Tapi sejauh ini belum ada tanda-tanda bahwa pria bernama Min Yoongi itulah yang akan menjadi pasangannya. Membuatnya semakin tersiksa di masa heat seperti sekarang.
Membayangkan pria pucat itu datang untuknya, menindih entitasnya di atas ranjang dengan penuh kasih sayang dan menanamkan knot-nya sembari saling berpangutan dan membuat tanda kepemilikan.
Sialan. Semakin dipikirkan, semakin panas pula entitas Jimin yang kini tengah digiring Taehyung menuju ranjangnya.
Jimin mencengkram kuat ujung baju Taehyung saat rasa panas itu menyerangnya, "T-Taehyung,"
"Sialan. Andai saja tandaku tidak muncul pada Jungkook, mungkin aku sudah menjadi alpha-mu sekarang, Jim." Desis Taehyung pelan.
Ah, inginnya yang seperti apa. Ingin yang tak bertemu dengan sebuah kenyataan. Hanya, angan-angan, eh? Buat yang berbicara barusan merasa tak nyaman dengan keadaan yang berlaku.

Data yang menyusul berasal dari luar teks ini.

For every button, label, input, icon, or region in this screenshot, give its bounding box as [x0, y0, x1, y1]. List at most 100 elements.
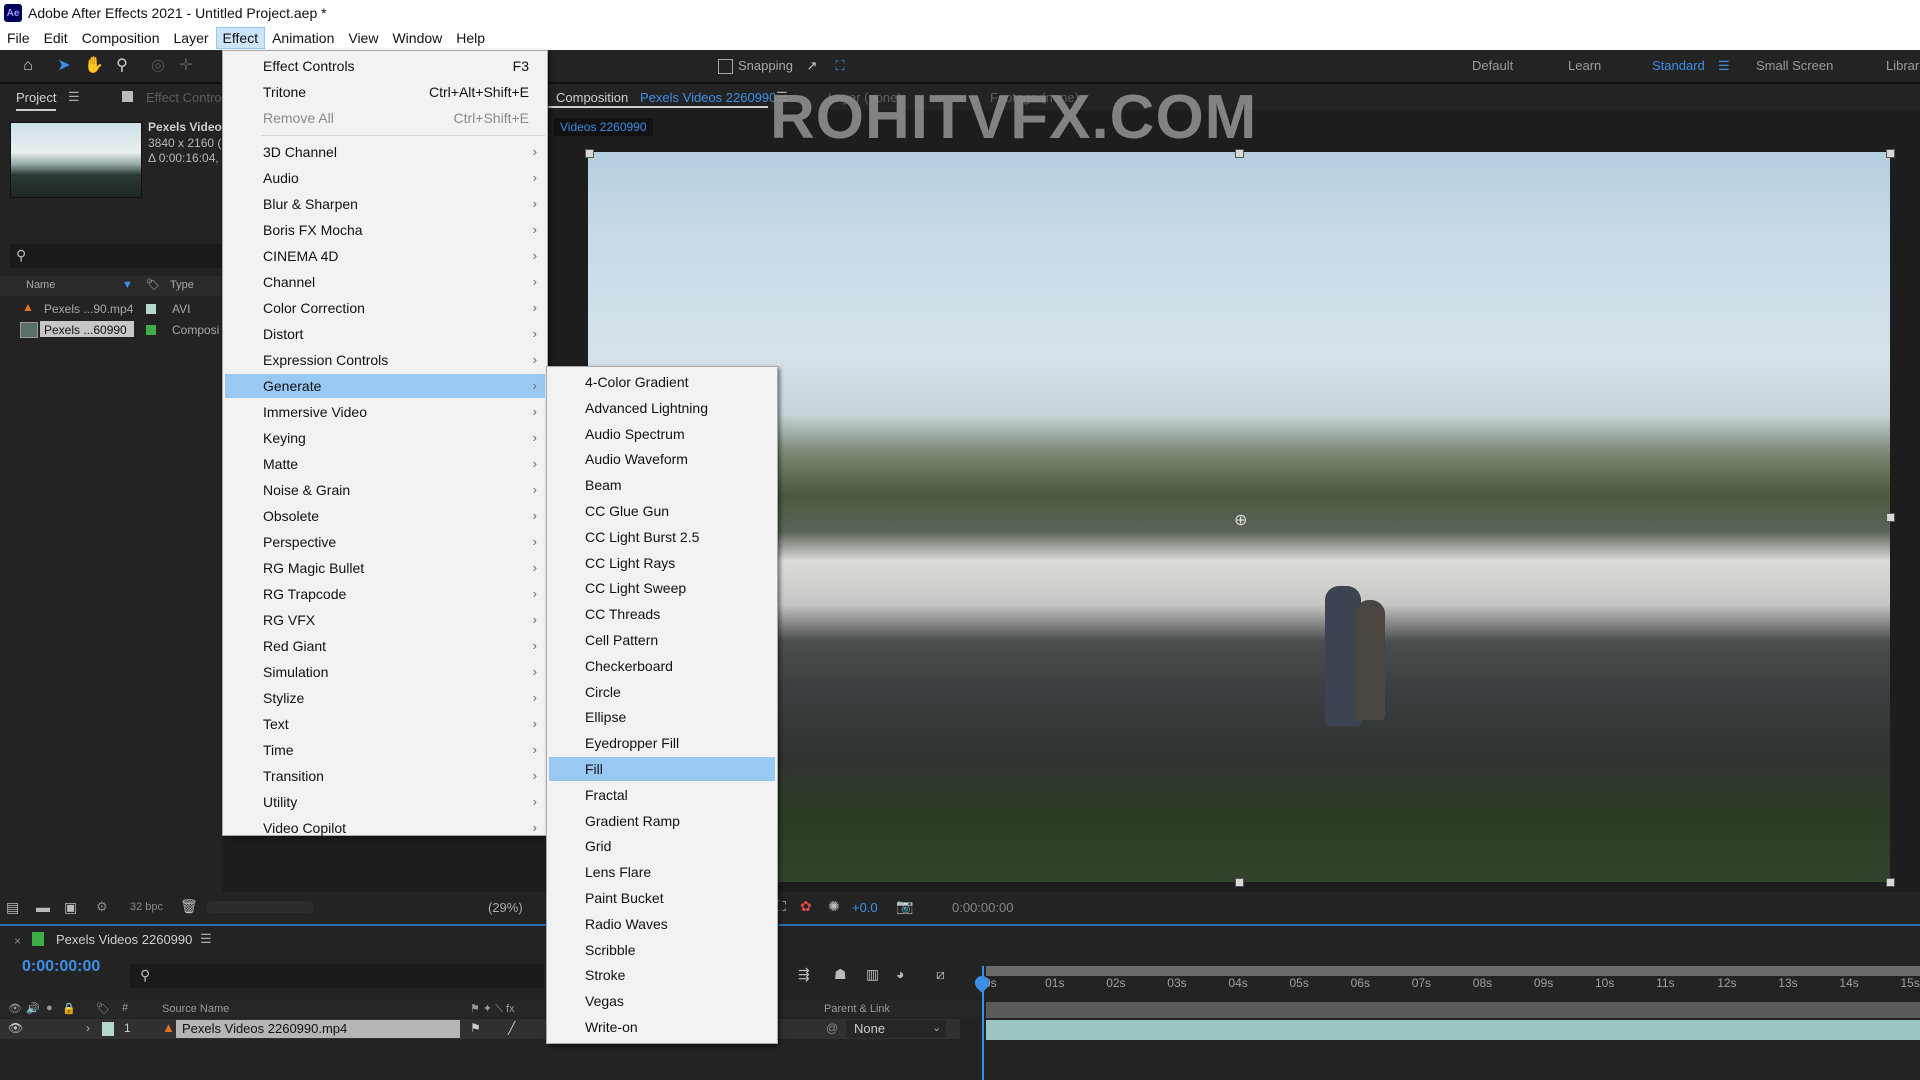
anchor-point-icon[interactable]: ⊕ [1234, 510, 1247, 530]
generate-item-4-color-gradient[interactable]: 4-Color Gradient [549, 370, 775, 394]
motion-blur-icon[interactable]: ◕ [896, 966, 904, 982]
frame-blending-icon[interactable]: ▥ [866, 966, 879, 983]
effect-menu-item-simulation[interactable]: Simulation › [225, 660, 545, 684]
menu-animation[interactable]: Animation [265, 27, 341, 49]
effect-menu-item-video-copilot[interactable]: Video Copilot › [225, 816, 545, 840]
generate-item-gradient-ramp[interactable]: Gradient Ramp [549, 809, 775, 833]
selection-arrow-icon[interactable]: ➤ [54, 56, 74, 76]
new-composition-icon[interactable]: ▣ [64, 899, 77, 916]
delete-icon[interactable]: 🗑 [180, 898, 198, 915]
expand-layer-icon[interactable]: › [86, 1021, 90, 1035]
effect-menu-item-rg-magic-bullet[interactable]: RG Magic Bullet › [225, 556, 545, 580]
effect-menu-item-expression-controls[interactable]: Expression Controls › [225, 348, 545, 372]
generate-item-fill[interactable]: Fill [549, 757, 775, 781]
reset-exposure-icon[interactable]: ✺ [828, 898, 840, 915]
video-toggle-icon[interactable]: 👁 [8, 1002, 22, 1015]
column-type[interactable]: Type [170, 279, 194, 291]
transform-handle[interactable] [1886, 149, 1895, 158]
generate-item-paint-bucket[interactable]: Paint Bucket [549, 886, 775, 910]
project-panel-menu-icon[interactable]: ☰ [68, 89, 80, 105]
flowchart-icon[interactable]: ⚙ [96, 899, 108, 915]
effect-menu-item-keying[interactable]: Keying › [225, 426, 545, 450]
effect-menu-item-matte[interactable]: Matte › [225, 452, 545, 476]
effect-menu-item-cinema-4d[interactable]: CINEMA 4D › [225, 244, 545, 268]
generate-item-fractal[interactable]: Fractal [549, 783, 775, 807]
generate-item-cell-pattern[interactable]: Cell Pattern [549, 628, 775, 652]
menu-layer[interactable]: Layer [167, 27, 216, 49]
generate-item-vegas[interactable]: Vegas [549, 989, 775, 1013]
effect-menu-item-time[interactable]: Time › [225, 738, 545, 762]
effect-menu-item-red-giant[interactable]: Red Giant › [225, 634, 545, 658]
transform-handle[interactable] [1886, 878, 1895, 887]
generate-item-eyedropper-fill[interactable]: Eyedropper Fill [549, 731, 775, 755]
layer-row[interactable]: 👁 › 1 ▲ Pexels Videos 2260990.mp4 ⚑ ╱ @ … [0, 1019, 960, 1039]
snapping-checkbox[interactable] [718, 59, 733, 74]
generate-item-ellipse[interactable]: Ellipse [549, 705, 775, 729]
effect-menu-item-generate[interactable]: Generate › [225, 374, 545, 398]
timeline-search-input[interactable]: ⚲ [130, 964, 544, 988]
effect-menu-item-effect-controls[interactable]: Effect Controls F3 [225, 54, 545, 78]
workspace-standard[interactable]: Standard [1652, 58, 1705, 73]
tab-project[interactable]: Project [16, 90, 57, 111]
tab-effect-controls[interactable]: Effect Contro [146, 90, 222, 105]
zoom-icon[interactable]: ⚲ [112, 56, 132, 76]
composition-name[interactable]: Pexels Videos 2260990 [640, 90, 776, 105]
pick-whip-icon[interactable]: @ [826, 1021, 838, 1035]
column-parent-link[interactable]: Parent & Link [824, 1003, 890, 1015]
graph-editor-icon[interactable]: ⧄ [936, 966, 945, 983]
effect-menu-item-text[interactable]: Text › [225, 712, 545, 736]
column-source-name[interactable]: Source Name [162, 1003, 229, 1015]
workspace-libraries[interactable]: Librar [1886, 58, 1919, 73]
close-tab-icon[interactable]: × [14, 934, 21, 948]
bit-depth-button[interactable]: 32 bpc [130, 901, 163, 913]
generate-item-cc-light-burst-2-5[interactable]: CC Light Burst 2.5 [549, 525, 775, 549]
viewer-timecode[interactable]: 0:00:00:00 [952, 900, 1013, 915]
pan-behind-icon[interactable]: ✛ [176, 56, 196, 76]
transform-handle[interactable] [1886, 513, 1895, 522]
effect-menu-item-rg-vfx[interactable]: RG VFX › [225, 608, 545, 632]
generate-item-lens-flare[interactable]: Lens Flare [549, 860, 775, 884]
generate-item-audio-spectrum[interactable]: Audio Spectrum [549, 422, 775, 446]
effect-menu-item-3d-channel[interactable]: 3D Channel › [225, 140, 545, 164]
work-area-bar[interactable] [986, 966, 1920, 976]
generate-item-write-on[interactable]: Write-on [549, 1015, 775, 1039]
generate-item-scribble[interactable]: Scribble [549, 938, 775, 962]
exposure-value[interactable]: +0.0 [852, 900, 878, 915]
composition-flowchart-icon[interactable]: ⇶ [798, 966, 810, 983]
generate-item-checkerboard[interactable]: Checkerboard [549, 654, 775, 678]
effect-menu-item-utility[interactable]: Utility › [225, 790, 545, 814]
transform-handle[interactable] [585, 149, 594, 158]
effect-menu-item-blur-sharpen[interactable]: Blur & Sharpen › [225, 192, 545, 216]
layer-name[interactable]: Pexels Videos 2260990.mp4 [182, 1021, 347, 1036]
layer-label-color[interactable] [102, 1022, 114, 1036]
generate-item-circle[interactable]: Circle [549, 680, 775, 704]
quality-switch-icon[interactable]: ╱ [508, 1021, 515, 1035]
generate-item-stroke[interactable]: Stroke [549, 963, 775, 987]
label-color-swatch[interactable] [146, 304, 156, 314]
transform-handle[interactable] [1235, 878, 1244, 887]
current-time-display[interactable]: 0:00:00:00 [22, 958, 100, 976]
new-folder-icon[interactable]: ▬ [36, 899, 50, 915]
thumbnail-scrollbar[interactable] [206, 901, 314, 913]
hand-icon[interactable]: ✋ [84, 56, 104, 76]
column-name[interactable]: Name [26, 279, 55, 291]
menu-help[interactable]: Help [449, 27, 492, 49]
magnification-dropdown[interactable]: (29%) [488, 900, 523, 915]
label-tag-icon[interactable]: 🏷 [146, 278, 160, 291]
effect-menu-item-color-correction[interactable]: Color Correction › [225, 296, 545, 320]
effect-menu-item-obsolete[interactable]: Obsolete › [225, 504, 545, 528]
timeline-menu-icon[interactable]: ☰ [200, 931, 212, 947]
menu-file[interactable]: File [0, 27, 37, 49]
menu-view[interactable]: View [341, 27, 385, 49]
generate-item-audio-waveform[interactable]: Audio Waveform [549, 447, 775, 471]
effect-menu-item-noise-grain[interactable]: Noise & Grain › [225, 478, 545, 502]
effect-menu-item-stylize[interactable]: Stylize › [225, 686, 545, 710]
generate-item-cc-glue-gun[interactable]: CC Glue Gun [549, 499, 775, 523]
generate-item-cc-light-rays[interactable]: CC Light Rays [549, 551, 775, 575]
effect-menu-item-transition[interactable]: Transition › [225, 764, 545, 788]
generate-item-radio-waves[interactable]: Radio Waves [549, 912, 775, 936]
layer-duration-bar[interactable] [986, 1020, 1920, 1040]
project-row[interactable]: Pexels ...60990 Composi [0, 320, 222, 340]
effect-menu-item-tritone[interactable]: Tritone Ctrl+Alt+Shift+E [225, 80, 545, 104]
workspace-menu-icon[interactable]: ☰ [1718, 58, 1730, 74]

Jimin belum pernah-atau mungkin tidak akan-mau menampik semua, segala, kesempurnaan Taehyung. Ayolah, keparat itu memang begitu menjanjikan, bung, serius. Toh Jimin berhak menentukan ceritanya sendiri.
Jika tidak dengan Taehyung, ada nama lain, kan.
Terlalu banyak narasi tak penting. Jimin menatap mata Taehyung dengan senyum tersembunyi.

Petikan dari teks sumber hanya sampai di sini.